Hal Holbrook guest stars in the fourth or fifth episode, playing a surgeon who is past his prime but is still a brilliant and well-renowned surgeon who might be missing a step. There is concern within the hospital that he might be endangering patients.
No. 4. What kinds of surgeries will we see?: The joke on the set of “Monday Mornings” is that if someone should accidentally hit their head and wind up with a subdural hematoma, the equipment is sophisticated enough that surgery could be performed on the set to remove it. Of course, Gupta would have to be present — as he is the only one actually qualified to operate. That said, in Season 1, the operations are based on story more than the writers just deciding to do some cutting-edge procedure. But with all the advances going on right now in neurosurgery, Gupta has been able to come up with surgeries we haven’t seen before on TV. “The nice thing about neurosurgery or brain surgery is it is pretty dynamic and changing all the time,” he says. “With cardiac surgery, it is a lot of bypasses and valve replacement, with neuro, the whole idea of treating things that were typically not thought of even as diseases but more in the realm of psychiatric movement disorders, are now being treated surgically.” Dr. Sung Park is somebody who will be a whiz at these new surgeries — and everything he does in the show is real. An example, is the case where a young woman has a movement disorder. It is not Parkinson’s, but anything she does volitionally — if she reaches for something — starts a tremor. Her condition is notoriously difficult to treat with medicines, but over the last few years, surgeries have been developed that can provide relief.

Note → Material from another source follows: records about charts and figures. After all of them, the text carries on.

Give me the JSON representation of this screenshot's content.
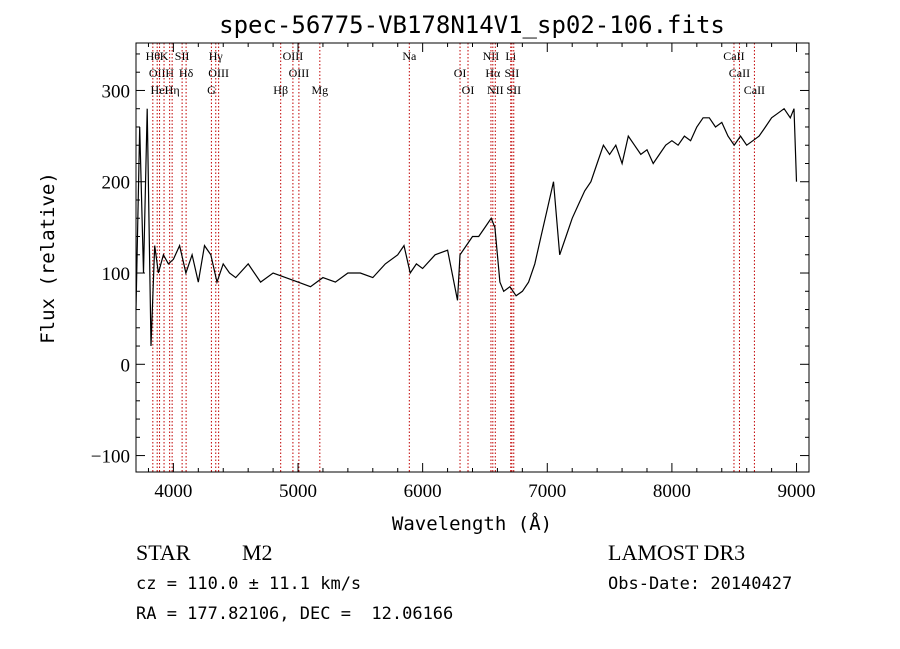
{
  "title": "spec-56775-VB178N14V1_sp02-106.fits",
  "info": {
    "class": "STAR",
    "subclass": "M2",
    "survey": "LAMOST DR3",
    "cz": "cz = 110.0 ± 11.1 km/s",
    "obs_date": "Obs-Date: 20140427",
    "radec": "RA = 177.82106, DEC =  12.06166"
  },
  "chart_data": {
    "type": "line",
    "title": "spec-56775-VB178N14V1_sp02-106.fits",
    "xlabel": "Wavelength (Å)",
    "ylabel": "Flux (relative)",
    "xlim": [
      3700,
      9100
    ],
    "ylim": [
      -118,
      352
    ],
    "xticks": [
      {
        "value": 4000,
        "label": "4000"
      },
      {
        "value": 5000,
        "label": "5000"
      },
      {
        "value": 6000,
        "label": "6000"
      },
      {
        "value": 7000,
        "label": "7000"
      },
      {
        "value": 8000,
        "label": "8000"
      },
      {
        "value": 9000,
        "label": "9000"
      }
    ],
    "yticks": [
      {
        "value": -100,
        "label": "−100"
      },
      {
        "value": 0,
        "label": "0"
      },
      {
        "value": 100,
        "label": "100"
      },
      {
        "value": 200,
        "label": "200"
      },
      {
        "value": 300,
        "label": "300"
      }
    ],
    "series": [
      {
        "color": "#000000",
        "x": [
          3700,
          3730,
          3760,
          3790,
          3820,
          3850,
          3880,
          3920,
          3960,
          4000,
          4050,
          4100,
          4150,
          4200,
          4250,
          4300,
          4350,
          4400,
          4450,
          4500,
          4600,
          4700,
          4800,
          4900,
          5000,
          5100,
          5200,
          5300,
          5400,
          5500,
          5600,
          5700,
          5800,
          5850,
          5900,
          5950,
          6000,
          6100,
          6200,
          6280,
          6300,
          6350,
          6400,
          6450,
          6500,
          6550,
          6580,
          6620,
          6650,
          6700,
          6750,
          6800,
          6850,
          6900,
          6950,
          7000,
          7050,
          7100,
          7150,
          7200,
          7250,
          7300,
          7350,
          7400,
          7450,
          7500,
          7550,
          7600,
          7650,
          7700,
          7750,
          7800,
          7850,
          7900,
          7950,
          8000,
          8050,
          8100,
          8150,
          8200,
          8250,
          8300,
          8350,
          8400,
          8450,
          8500,
          8550,
          8600,
          8650,
          8700,
          8750,
          8800,
          8850,
          8900,
          8950,
          8980,
          9000
        ],
        "y": [
          60,
          260,
          100,
          280,
          20,
          130,
          100,
          120,
          110,
          115,
          130,
          100,
          120,
          90,
          130,
          120,
          90,
          110,
          100,
          95,
          110,
          90,
          100,
          95,
          90,
          85,
          95,
          90,
          100,
          100,
          95,
          110,
          120,
          130,
          100,
          110,
          105,
          120,
          125,
          70,
          120,
          130,
          140,
          140,
          150,
          160,
          150,
          90,
          80,
          85,
          75,
          80,
          90,
          110,
          140,
          170,
          200,
          120,
          140,
          160,
          175,
          190,
          200,
          220,
          240,
          230,
          240,
          220,
          250,
          240,
          230,
          235,
          220,
          230,
          240,
          245,
          240,
          250,
          245,
          260,
          270,
          270,
          260,
          265,
          250,
          240,
          250,
          240,
          245,
          250,
          260,
          270,
          275,
          280,
          270,
          280,
          200
        ]
      }
    ],
    "spectral_lines": [
      {
        "wl": 3835,
        "label": "Hθ"
      },
      {
        "wl": 3870,
        "label": "OII"
      },
      {
        "wl": 3889,
        "label": "HeI"
      },
      {
        "wl": 3925,
        "label": "K"
      },
      {
        "wl": 3970,
        "label": "H"
      },
      {
        "wl": 3990,
        "label": "Hη"
      },
      {
        "wl": 4070,
        "label": "SII"
      },
      {
        "wl": 4102,
        "label": "Hδ"
      },
      {
        "wl": 4305,
        "label": "G"
      },
      {
        "wl": 4340,
        "label": "Hγ"
      },
      {
        "wl": 4363,
        "label": "OIII"
      },
      {
        "wl": 4861,
        "label": "Hβ"
      },
      {
        "wl": 4959,
        "label": "OIII"
      },
      {
        "wl": 5007,
        "label": "OIII"
      },
      {
        "wl": 5175,
        "label": "Mg"
      },
      {
        "wl": 5893,
        "label": "Na"
      },
      {
        "wl": 6300,
        "label": "OI"
      },
      {
        "wl": 6364,
        "label": "OI"
      },
      {
        "wl": 6548,
        "label": "NII"
      },
      {
        "wl": 6563,
        "label": "Hα"
      },
      {
        "wl": 6583,
        "label": "NII"
      },
      {
        "wl": 6707,
        "label": "Li"
      },
      {
        "wl": 6716,
        "label": "SII"
      },
      {
        "wl": 6731,
        "label": "SII"
      },
      {
        "wl": 8498,
        "label": "CaII"
      },
      {
        "wl": 8542,
        "label": "CaII"
      },
      {
        "wl": 8662,
        "label": "CaII"
      }
    ]
  }
}
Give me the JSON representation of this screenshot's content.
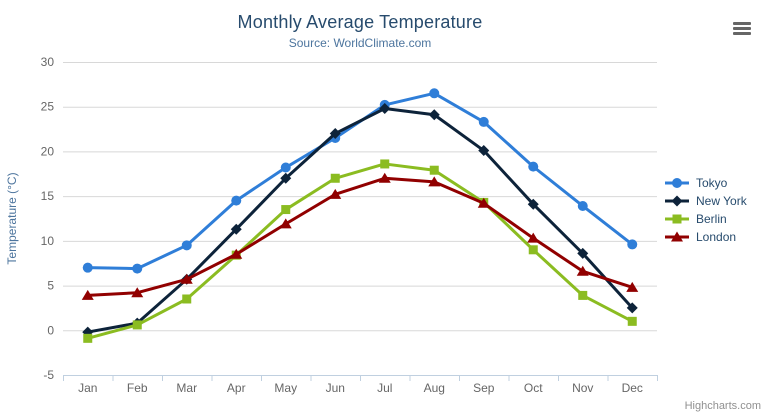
{
  "header": {
    "title": "Monthly Average Temperature",
    "subtitle": "Source: WorldClimate.com",
    "menu_icon": "hamburger-icon"
  },
  "credits": "Highcharts.com",
  "colors": {
    "title": "#274b6d",
    "subtitle": "#4d759e",
    "axis_label": "#666666",
    "axis_title": "#4d759e",
    "grid": "#d8d8d8",
    "axis_line": "#c0d0e0",
    "legend_text": "#274b6d",
    "credits": "#909090",
    "background": "#ffffff"
  },
  "chart_data": {
    "type": "line",
    "title": "Monthly Average Temperature",
    "subtitle": "Source: WorldClimate.com",
    "categories": [
      "Jan",
      "Feb",
      "Mar",
      "Apr",
      "May",
      "Jun",
      "Jul",
      "Aug",
      "Sep",
      "Oct",
      "Nov",
      "Dec"
    ],
    "series": [
      {
        "name": "Tokyo",
        "color": "#2f7ed8",
        "marker": "circle",
        "values": [
          7.0,
          6.9,
          9.5,
          14.5,
          18.2,
          21.5,
          25.2,
          26.5,
          23.3,
          18.3,
          13.9,
          9.6
        ]
      },
      {
        "name": "New York",
        "color": "#0d233a",
        "marker": "diamond",
        "values": [
          -0.2,
          0.8,
          5.7,
          11.3,
          17.0,
          22.0,
          24.8,
          24.1,
          20.1,
          14.1,
          8.6,
          2.5
        ]
      },
      {
        "name": "Berlin",
        "color": "#8bbc21",
        "marker": "square",
        "values": [
          -0.9,
          0.6,
          3.5,
          8.4,
          13.5,
          17.0,
          18.6,
          17.9,
          14.3,
          9.0,
          3.9,
          1.0
        ]
      },
      {
        "name": "London",
        "color": "#910000",
        "marker": "triangle",
        "values": [
          3.9,
          4.2,
          5.7,
          8.5,
          11.9,
          15.2,
          17.0,
          16.6,
          14.2,
          10.3,
          6.6,
          4.8
        ]
      }
    ],
    "xlabel": "",
    "ylabel": "Temperature (°C)",
    "ylim": [
      -5,
      30
    ],
    "ytick_step": 5,
    "grid": true,
    "legend_position": "right"
  }
}
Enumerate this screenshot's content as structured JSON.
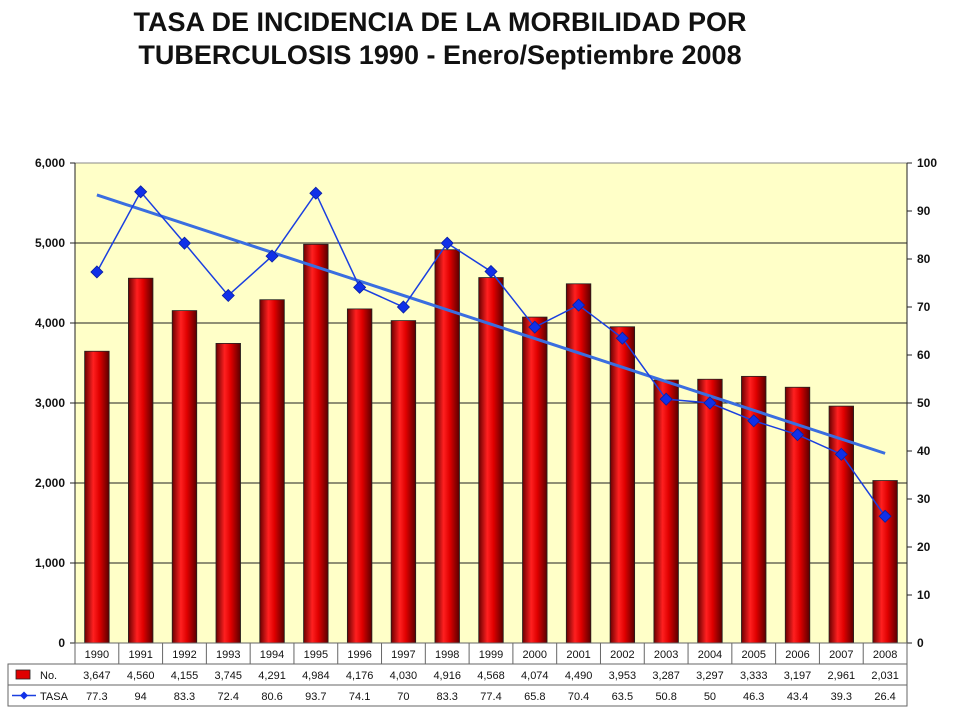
{
  "title_line1": "TASA DE INCIDENCIA DE LA MORBILIDAD POR",
  "title_line2": "TUBERCULOSIS 1990 - Enero/Septiembre 2008",
  "chart_data": {
    "type": "bar",
    "categories": [
      "1990",
      "1991",
      "1992",
      "1993",
      "1994",
      "1995",
      "1996",
      "1997",
      "1998",
      "1999",
      "2000",
      "2001",
      "2002",
      "2003",
      "2004",
      "2005",
      "2006",
      "2007",
      "2008"
    ],
    "series": [
      {
        "name": "No.",
        "type": "bar",
        "axis": "left",
        "color": "#e00000",
        "values": [
          3647,
          4560,
          4155,
          3745,
          4291,
          4984,
          4176,
          4030,
          4916,
          4568,
          4074,
          4490,
          3953,
          3287,
          3297,
          3333,
          3197,
          2961,
          2031
        ],
        "labels": [
          "3,647",
          "4,560",
          "4,155",
          "3,745",
          "4,291",
          "4,984",
          "4,176",
          "4,030",
          "4,916",
          "4,568",
          "4,074",
          "4,490",
          "3,953",
          "3,287",
          "3,297",
          "3,333",
          "3,197",
          "2,961",
          "2,031"
        ]
      },
      {
        "name": "TASA",
        "type": "line",
        "axis": "right",
        "color": "#1a3fe0",
        "marker": "diamond",
        "values": [
          77.3,
          94,
          83.3,
          72.4,
          80.6,
          93.7,
          74.1,
          70,
          83.3,
          77.4,
          65.8,
          70.4,
          63.5,
          50.8,
          50,
          46.3,
          43.4,
          39.3,
          26.4
        ],
        "labels": [
          "77.3",
          "94",
          "83.3",
          "72.4",
          "80.6",
          "93.7",
          "74.1",
          "70",
          "83.3",
          "77.4",
          "65.8",
          "70.4",
          "63.5",
          "50.8",
          "50",
          "46.3",
          "43.4",
          "39.3",
          "26.4"
        ]
      }
    ],
    "trendline": {
      "series": "TASA",
      "type": "linear",
      "color": "#3a6ee0"
    },
    "y_left": {
      "min": 0,
      "max": 6000,
      "ticks": [
        "0",
        "1,000",
        "2,000",
        "3,000",
        "4,000",
        "5,000",
        "6,000"
      ],
      "tick_values": [
        0,
        1000,
        2000,
        3000,
        4000,
        5000,
        6000
      ]
    },
    "y_right": {
      "min": 0,
      "max": 100,
      "ticks": [
        "0",
        "10",
        "20",
        "30",
        "40",
        "50",
        "60",
        "70",
        "80",
        "90",
        "100"
      ],
      "tick_values": [
        0,
        10,
        20,
        30,
        40,
        50,
        60,
        70,
        80,
        90,
        100
      ]
    },
    "plot_background": "#ffffc8",
    "grid": true,
    "legend": "data-table"
  }
}
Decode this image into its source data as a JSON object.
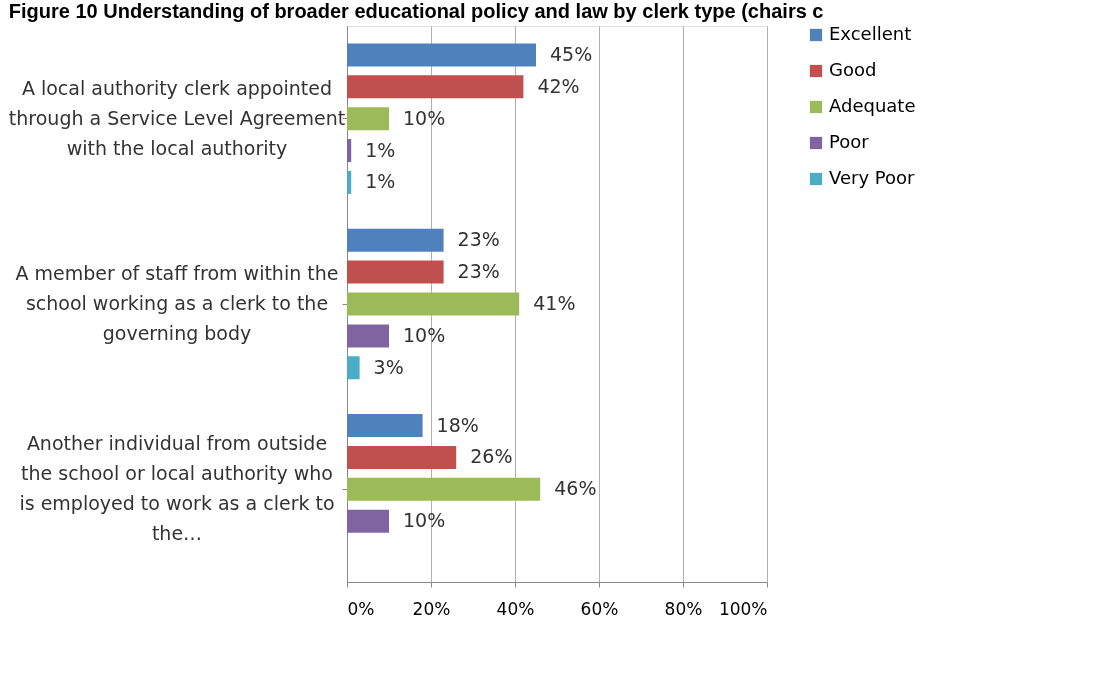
{
  "chart_data": {
    "type": "bar",
    "orientation": "horizontal",
    "title": "Figure 10 Understanding of broader educational policy and law by clerk type (chairs c",
    "categories": [
      "A local authority clerk appointed through a Service Level Agreement with the local authority",
      "A member of staff from within the school working as a clerk to the governing body",
      "Another individual from outside the school or local authority who is employed to work as a clerk to the…"
    ],
    "series": [
      {
        "name": "Excellent",
        "color": "#4f81bd",
        "values": [
          45,
          23,
          18
        ],
        "value_labels": [
          "45%",
          "23%",
          "18%"
        ]
      },
      {
        "name": "Good",
        "color": "#c0504d",
        "values": [
          42,
          23,
          26
        ],
        "value_labels": [
          "42%",
          "23%",
          "26%"
        ]
      },
      {
        "name": "Adequate",
        "color": "#9bbb59",
        "values": [
          10,
          41,
          46
        ],
        "value_labels": [
          "10%",
          "41%",
          "46%"
        ]
      },
      {
        "name": "Poor",
        "color": "#8064a2",
        "values": [
          1,
          10,
          10
        ],
        "value_labels": [
          "1%",
          "10%",
          "10%"
        ]
      },
      {
        "name": "Very Poor",
        "color": "#4bacc6",
        "values": [
          1,
          3,
          null
        ],
        "value_labels": [
          "1%",
          "3%",
          null
        ]
      }
    ],
    "xlim": [
      0,
      100
    ],
    "xticks": [
      {
        "value": 0,
        "label": "0%"
      },
      {
        "value": 20,
        "label": "20%"
      },
      {
        "value": 40,
        "label": "40%"
      },
      {
        "value": 60,
        "label": "60%"
      },
      {
        "value": 80,
        "label": "80%"
      },
      {
        "value": 100,
        "label": "100%"
      }
    ],
    "grid": "x",
    "legend": "right"
  }
}
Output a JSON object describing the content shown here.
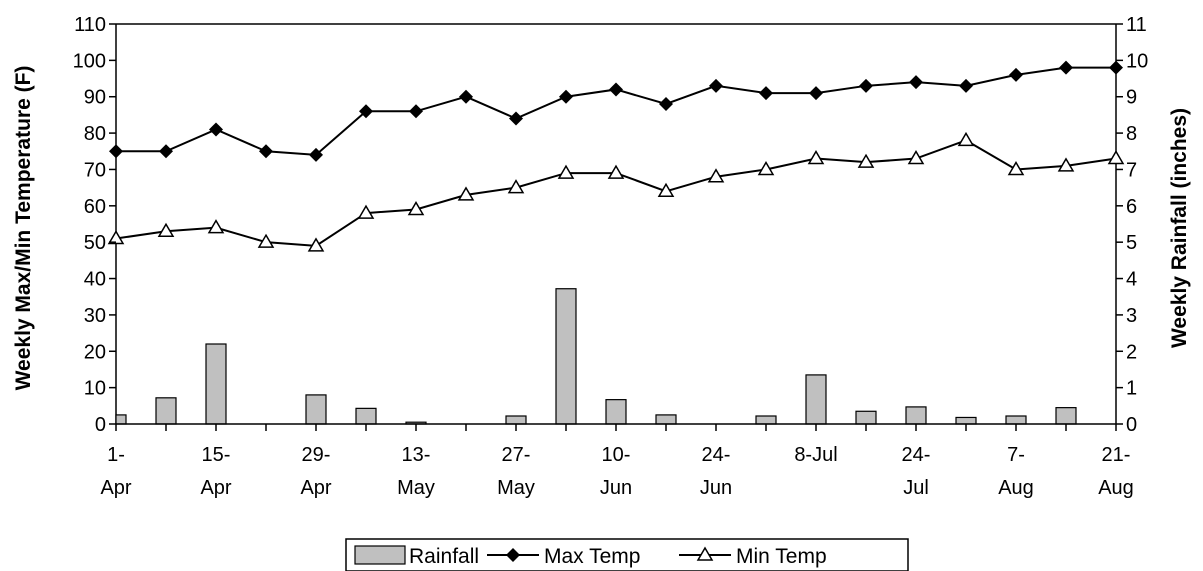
{
  "chart_data": {
    "type": "bar+line",
    "x_tick_labels": [
      [
        "1-",
        "Apr"
      ],
      [
        "15-",
        "Apr"
      ],
      [
        "29-",
        "Apr"
      ],
      [
        "13-",
        "May"
      ],
      [
        "27-",
        "May"
      ],
      [
        "10-",
        "Jun"
      ],
      [
        "24-",
        "Jun"
      ],
      [
        "8-Jul",
        ""
      ],
      [
        "24-",
        "Jul"
      ],
      [
        "7-",
        "Aug"
      ],
      [
        "21-",
        "Aug"
      ]
    ],
    "n_weeks": 21,
    "ylabel": "Weekly Max/Min Temperature (F)",
    "ylabel_right": "Weekly Rainfall (inches)",
    "ylim": [
      0,
      110
    ],
    "ylim_right": [
      0,
      11
    ],
    "y_ticks": [
      0,
      10,
      20,
      30,
      40,
      50,
      60,
      70,
      80,
      90,
      100,
      110
    ],
    "y_ticks_right": [
      0,
      1,
      2,
      3,
      4,
      5,
      6,
      7,
      8,
      9,
      10,
      11
    ],
    "grid": false,
    "legend_position": "bottom",
    "series": [
      {
        "name": "Rainfall",
        "kind": "bar",
        "axis": "right",
        "color": "#c0c0c0",
        "values": [
          0.25,
          0.72,
          2.2,
          0.0,
          0.8,
          0.43,
          0.05,
          0.0,
          0.22,
          3.72,
          0.67,
          0.25,
          0.0,
          0.22,
          1.35,
          0.35,
          0.47,
          0.18,
          0.22,
          0.45,
          0.0
        ]
      },
      {
        "name": "Max Temp",
        "kind": "line",
        "axis": "left",
        "marker": "diamond",
        "values": [
          75,
          75,
          81,
          75,
          74,
          86,
          86,
          90,
          84,
          90,
          92,
          88,
          93,
          91,
          91,
          93,
          94,
          93,
          96,
          98,
          98
        ]
      },
      {
        "name": "Min Temp",
        "kind": "line",
        "axis": "left",
        "marker": "triangle",
        "values": [
          51,
          53,
          54,
          50,
          49,
          58,
          59,
          63,
          65,
          69,
          69,
          64,
          68,
          70,
          73,
          72,
          73,
          78,
          70,
          71,
          73
        ]
      }
    ]
  }
}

No. 5: How much of the doctors’ personal lives will we see?: After shows like “Grey’s Anatomy” and “Private Practice,” we are used to doctors hooking up, and even though “Monday Mornings” is essentially a workplace drama, it will not be the exception. “You can’t have a group working this intensely together without having sparks fly from that ignition,” says D’Elia. Even so, he adds that most of the action takes place in the hospital, and at Dr. Villanueva’s hangout near the hospital, which they all end up encroaching upon.
“Monday Morning” premieres on Monday, Feb. 4 at 10/9c on TNT.